L'invenzione dei Fori Imperiali, Musei Capitolini (Roma)


8月2日、ローマ旅行の最終日に訪れたカピトリーニ美術館では、「L'invenzione dei Fori Imperiali, demolizioni e scavi : 1924-1940(フォリ・インペリアーリの発明、破壊と発掘:1924年〜1940年)」と題された企画展が開催されていた。考古学や古代の「再生」に絡み付いた政治的な力学や、発掘という作業が都市に同時にもたらす蘇生と破壊といったものが浮き彫りになっていて、面白い展示だった。

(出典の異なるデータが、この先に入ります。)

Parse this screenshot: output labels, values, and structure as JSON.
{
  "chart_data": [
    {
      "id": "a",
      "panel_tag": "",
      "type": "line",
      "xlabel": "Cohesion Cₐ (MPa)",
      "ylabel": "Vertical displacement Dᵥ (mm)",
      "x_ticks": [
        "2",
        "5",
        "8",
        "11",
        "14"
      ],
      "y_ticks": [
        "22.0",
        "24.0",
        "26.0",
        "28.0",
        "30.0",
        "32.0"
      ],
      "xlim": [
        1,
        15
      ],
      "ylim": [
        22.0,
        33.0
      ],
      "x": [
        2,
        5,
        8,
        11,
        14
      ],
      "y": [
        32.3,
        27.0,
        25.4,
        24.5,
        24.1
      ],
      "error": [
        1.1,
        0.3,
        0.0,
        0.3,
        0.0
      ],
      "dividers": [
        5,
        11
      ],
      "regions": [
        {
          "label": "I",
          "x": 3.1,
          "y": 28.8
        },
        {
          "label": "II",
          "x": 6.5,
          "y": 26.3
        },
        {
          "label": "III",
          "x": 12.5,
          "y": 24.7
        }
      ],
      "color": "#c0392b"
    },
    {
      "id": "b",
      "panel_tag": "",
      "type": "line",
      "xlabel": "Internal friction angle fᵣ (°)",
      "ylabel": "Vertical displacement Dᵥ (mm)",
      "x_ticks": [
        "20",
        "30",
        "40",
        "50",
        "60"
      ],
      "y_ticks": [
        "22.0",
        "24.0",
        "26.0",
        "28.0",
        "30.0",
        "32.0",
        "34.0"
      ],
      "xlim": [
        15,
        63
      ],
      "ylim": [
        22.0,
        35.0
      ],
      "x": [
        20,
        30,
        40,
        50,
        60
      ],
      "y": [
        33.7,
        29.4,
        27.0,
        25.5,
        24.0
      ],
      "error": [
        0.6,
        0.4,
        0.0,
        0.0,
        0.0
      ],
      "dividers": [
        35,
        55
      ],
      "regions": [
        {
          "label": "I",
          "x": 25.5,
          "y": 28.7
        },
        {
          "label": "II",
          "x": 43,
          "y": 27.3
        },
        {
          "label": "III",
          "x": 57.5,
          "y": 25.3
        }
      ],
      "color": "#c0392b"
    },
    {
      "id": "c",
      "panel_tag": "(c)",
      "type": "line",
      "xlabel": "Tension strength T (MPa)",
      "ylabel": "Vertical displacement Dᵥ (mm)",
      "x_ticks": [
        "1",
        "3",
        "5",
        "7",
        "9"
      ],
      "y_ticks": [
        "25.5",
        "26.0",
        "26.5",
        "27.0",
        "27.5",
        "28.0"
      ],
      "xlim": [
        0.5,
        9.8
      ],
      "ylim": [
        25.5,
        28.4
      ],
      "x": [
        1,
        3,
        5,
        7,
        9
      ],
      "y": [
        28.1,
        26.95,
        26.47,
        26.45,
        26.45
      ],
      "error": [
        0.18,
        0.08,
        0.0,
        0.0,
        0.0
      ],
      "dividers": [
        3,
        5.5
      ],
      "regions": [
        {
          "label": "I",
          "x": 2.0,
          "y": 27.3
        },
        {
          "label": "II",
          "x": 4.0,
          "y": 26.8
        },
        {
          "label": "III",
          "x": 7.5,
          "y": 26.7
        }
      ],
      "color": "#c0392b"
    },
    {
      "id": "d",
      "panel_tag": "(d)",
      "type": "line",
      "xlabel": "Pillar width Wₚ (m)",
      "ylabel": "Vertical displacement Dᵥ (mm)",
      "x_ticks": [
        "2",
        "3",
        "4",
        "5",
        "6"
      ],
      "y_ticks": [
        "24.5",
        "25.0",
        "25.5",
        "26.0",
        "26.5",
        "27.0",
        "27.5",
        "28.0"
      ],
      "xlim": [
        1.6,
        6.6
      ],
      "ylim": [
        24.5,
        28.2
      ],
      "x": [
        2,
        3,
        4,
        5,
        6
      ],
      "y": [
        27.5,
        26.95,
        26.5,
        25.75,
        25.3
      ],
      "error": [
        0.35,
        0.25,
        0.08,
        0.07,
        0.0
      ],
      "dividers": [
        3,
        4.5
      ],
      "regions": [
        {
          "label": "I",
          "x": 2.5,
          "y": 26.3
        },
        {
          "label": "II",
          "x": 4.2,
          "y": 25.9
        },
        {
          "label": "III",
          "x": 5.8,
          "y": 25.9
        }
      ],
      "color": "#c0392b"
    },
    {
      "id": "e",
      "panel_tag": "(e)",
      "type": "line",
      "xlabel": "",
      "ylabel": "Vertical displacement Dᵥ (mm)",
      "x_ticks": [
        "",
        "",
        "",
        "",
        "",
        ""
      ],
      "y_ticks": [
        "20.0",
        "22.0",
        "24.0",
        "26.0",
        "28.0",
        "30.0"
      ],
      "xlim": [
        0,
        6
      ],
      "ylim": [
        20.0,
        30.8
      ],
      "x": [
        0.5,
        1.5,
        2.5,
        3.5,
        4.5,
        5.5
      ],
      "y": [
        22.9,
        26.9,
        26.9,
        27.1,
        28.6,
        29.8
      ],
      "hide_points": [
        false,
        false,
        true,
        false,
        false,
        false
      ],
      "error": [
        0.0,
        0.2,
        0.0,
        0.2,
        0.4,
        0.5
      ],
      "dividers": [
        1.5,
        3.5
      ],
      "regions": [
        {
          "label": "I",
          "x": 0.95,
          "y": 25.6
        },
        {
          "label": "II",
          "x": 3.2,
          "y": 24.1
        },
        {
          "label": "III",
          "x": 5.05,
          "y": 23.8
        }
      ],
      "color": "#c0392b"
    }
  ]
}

http://www.museicapitolini.org/mostre_ed_eventi/mostre/l_invenzione_dei_fori_imperali
フォリ・インペリアーリとはフォロ・ロマーノの北東に位置する遺跡群。カエサルアウグストゥス古代ローマ歴代皇帝が築いたフォロ(フォーラム)の集積である。
展示されていたのは、発掘作業が進む当時の遺跡付近の街並を描写した風景画や写真、それから発掘現場の写真、取り壊された建築物に付随していた美術品といったもの。
ルネサンス以降の平穏な街並が破壊され、地面に開いた巨大な穴からは古代の遺構が姿を現す。現在、観光名所として見ることのできる遺跡は、既に破壊された(完了形)、もはや静止した構築物だが、ここに展示されている写真に写されているのは、現在進行形の都市の破壊作業である。地中の遺跡が姿を現し、当時の姿を取り戻していくのと同時に、当時の都市環境は倒壊させられて消滅していく。「古代帝国の栄光」という古層に眠る記憶の想起のために、ルネサンスからファシズム以前までの記憶の蓄積は破壊され、抹消されるのだ。ひとつの想起とひとつの忘却が背中合わせとなっている。
当時の発掘現場の写真を見ていると、ローマ遺跡というのは「下部構造」なのだと実感する。下へ下へと向かう世界というか。そう言えばピラネージの興味も、ローマ遺跡の中でもとりわけ水道橋の橋脚や、道路の舗装、柱の基礎部分といった、都市や建築の下部構造にある。
以下は展覧会入口パネルの訳出。

イタリア王国の首都となってから数十年が経った1870年には、ローマの数百年の歴史を持つ都市構造は大きく変貌していた。1920〜30年代には「総統(Governatorato=ムッソリーニ)」主導の計画が遂行され、古代ローマ遺跡の発掘を目的として、都市の破壊と発掘が組織的に行われた。古代ローマの後継者を自認していた当時の政権は、その栄光の復興を望んだのである。1924年から1940年にかけて、アウグストゥス帝、トラヤヌス帝、カエサル、ネルヴァのフォロの遺構が掘り返され、個々の遺構を結びつけるように「皇帝通り(via dell'Impero)」と呼ばれる新道路が作られた。このような作業は、ルネサンス期に形成されたアレッサンドリーノ地区の破壊をもたらした。
マリオ・マファイの絵画『トラヤヌス帝のフォロの家並み』からは、この都市景観の取り返しのつかない改変作業に対する、当時の知識人や芸術家たちに共有されていた失望を見て取ることができる。
このアイデンティティ喪失という感覚は――19世紀後半には既に、発掘作業に対する一般的な反応として認識され、公的に共有された感覚だった――様々な出自の芸術家たちに、失われた場所の「芸術的イメージ」製作を発注することで、いくぶん和らげられたかのようである。
ローマ市街に散在していた場所を挿話的かつ情熱的に描きだしたものとして、当時高い評価を得たこれらの作品は、「総統」によって買い上げられ、1930年開館のローマ国立美術館に寄贈された。
このコレクションには、当時行われた保存活動に由来する絵画と写真が、現在では700枚以上含まれている。これらの驚くべきイメージは、この都市大改造に対する当時の文化的視点を示す記録資料である。
考古学調査による発掘品は、当時は種類と質によって峻別され、一部はカピトリーニ美術館に収蔵され、一部は発掘された歴史的遺構にそのまま留め置かれた。他方で、取り壊された建物から保存された絵画や彫像の断片は、そのほとんどがローマ国立美術館に収められることとなった。上記のコレクションには、これらの遺物も含まれている。